Ex-Treasury Official Sentenced to Jail for Leaks Related to Mueller Probe
Ex-Treasury Official Sentenced to Jail for Leaks Related to Mueller Probe

By Tom Ozimek

A former Treasury Department official has been sentenced to six months behind bars for leaking thousands of confidential banking documents, including ones related to former President Donald Trump’s one-time campaign chair Paul Manafort, Russian diplomats in the United States, and the Russia probe led by special counsel Robert Mueller, according to reports.

Natalie Mayflower Sours Edwards, who served as a senior adviser in the Treasury Department’s Financial Crimes Enforcement Network, or FinCEN, was on Thursday sentenced for one count of conspiracy for leaking over 2,000 “suspicious activity reports,” or SARs, according to The Wall Street Journal. SARs are confidential reports on suspect financial transactions that banks are required to file with FinCEN. Edwards pleaded guilty to the crime in January 2020, with her sentencing delayed due to the pandemic.

In handing down her sentence, U.S. District Judge Gregory H. Woods said at a federal court hearing in New York City on Thursday that it should have been evident to Edwards “that violating her oath and exposing sensitive law enforcement information that could be used to help the bad guys and to tarnish the reputations and interests of innocent people was both illegal and wrong,” according to Buzzfeed News.

A criminal complaint (pdf) filed in 2018 alleged Edwards made “unauthorized disclosures” of the confidential documents to unspecified “news media,” though from the context it was evident that the organization was Buzzfeed News.

“Between October 2017 and March 2018, a news organization (the “News Organization”), headquartered in New York, New York, published approximately twelve news articles containing detailed information that appeared to track the contents of SARs protected by the BSA [Bank Secrecy Act],” the complaint reads.

One of the twelve articles cited in the complaint was a Buzzfeed piece titled: “Secret Finding: 60 Russian Payments ‘To Finance Election Campaign Of 2016.‘” It alleged more than 60 money transfers sent by the Russian Foreign Ministry to its embassies around the world, with most featuring a note that said the money was to be used “to finance election campaign of 2016.” The article linked the transfers to scrutiny by the FBI and other federal agencies into Russian interference in the 2016 election in the United States.

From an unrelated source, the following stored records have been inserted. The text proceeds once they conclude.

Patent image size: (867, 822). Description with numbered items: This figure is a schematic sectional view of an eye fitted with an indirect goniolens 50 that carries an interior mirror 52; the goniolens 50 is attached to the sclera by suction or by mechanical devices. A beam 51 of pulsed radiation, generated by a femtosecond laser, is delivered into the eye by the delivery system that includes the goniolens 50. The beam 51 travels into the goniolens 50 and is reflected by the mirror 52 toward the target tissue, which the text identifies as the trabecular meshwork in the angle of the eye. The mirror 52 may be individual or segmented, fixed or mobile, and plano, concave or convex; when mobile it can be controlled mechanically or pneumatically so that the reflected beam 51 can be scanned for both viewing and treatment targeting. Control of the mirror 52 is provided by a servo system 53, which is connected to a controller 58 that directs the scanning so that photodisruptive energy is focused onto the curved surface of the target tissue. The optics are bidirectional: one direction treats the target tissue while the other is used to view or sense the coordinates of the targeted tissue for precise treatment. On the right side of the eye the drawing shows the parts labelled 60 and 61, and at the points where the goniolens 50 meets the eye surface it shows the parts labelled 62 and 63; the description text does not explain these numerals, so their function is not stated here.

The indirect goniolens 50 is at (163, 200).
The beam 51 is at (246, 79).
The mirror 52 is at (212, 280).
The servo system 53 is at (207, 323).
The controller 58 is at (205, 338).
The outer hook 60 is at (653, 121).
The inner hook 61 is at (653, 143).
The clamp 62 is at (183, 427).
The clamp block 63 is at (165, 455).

After Buzzfeed published the article, the Russian Ministry of Foreign Affairs and the Russian embassy in Washington denounced the story and said the money was meant for Russian diplomatic outposts to facilitate overseas Russians voting in a parliamentary election held in September 2016.

Overall, the complaint stated that, starting in 2017, Edwards leaked financial reports concerning Manafort, his business associate Rick Gates, convicted Russian spy Maria Butina, and Russian diplomats whose “suspicious” transactions were being investigated by Mueller.

Mueller was probing whether members of the Trump campaign had colluded with Russia to sway the 2016 election. After nearly two years, his report found insufficient evidence of any such criminal conspiracy.

In a report on Edwards’s sentencing, Buzzfeed News said it had previously not acknowledged her as a source, “until now, when she publicly said that she was the source.”

At the hearing, Assistant U.S. Attorney Kimberly Ravener was cited by Politico as telling the court that, “the colossal, mammoth effect of this defendant’s crime is unparalleled in the history of FinCEN.”

“You have an individual who acted indiscriminately to disclose confidential government information,” she added.

According to Politico, Edwards delivered “a largely unrepentant statement” to the court, that began by identifying herself as a “matriarch warrior whose spirit cannot be broken” and that her actions were motivated by what she described as misconduct at the Treasury Department.

Edwards’s attorney characterized the disclosures as part of a broader whistleblowing effort, a claim Ravener dismissed as “completely nonsensical,” according to the outlet.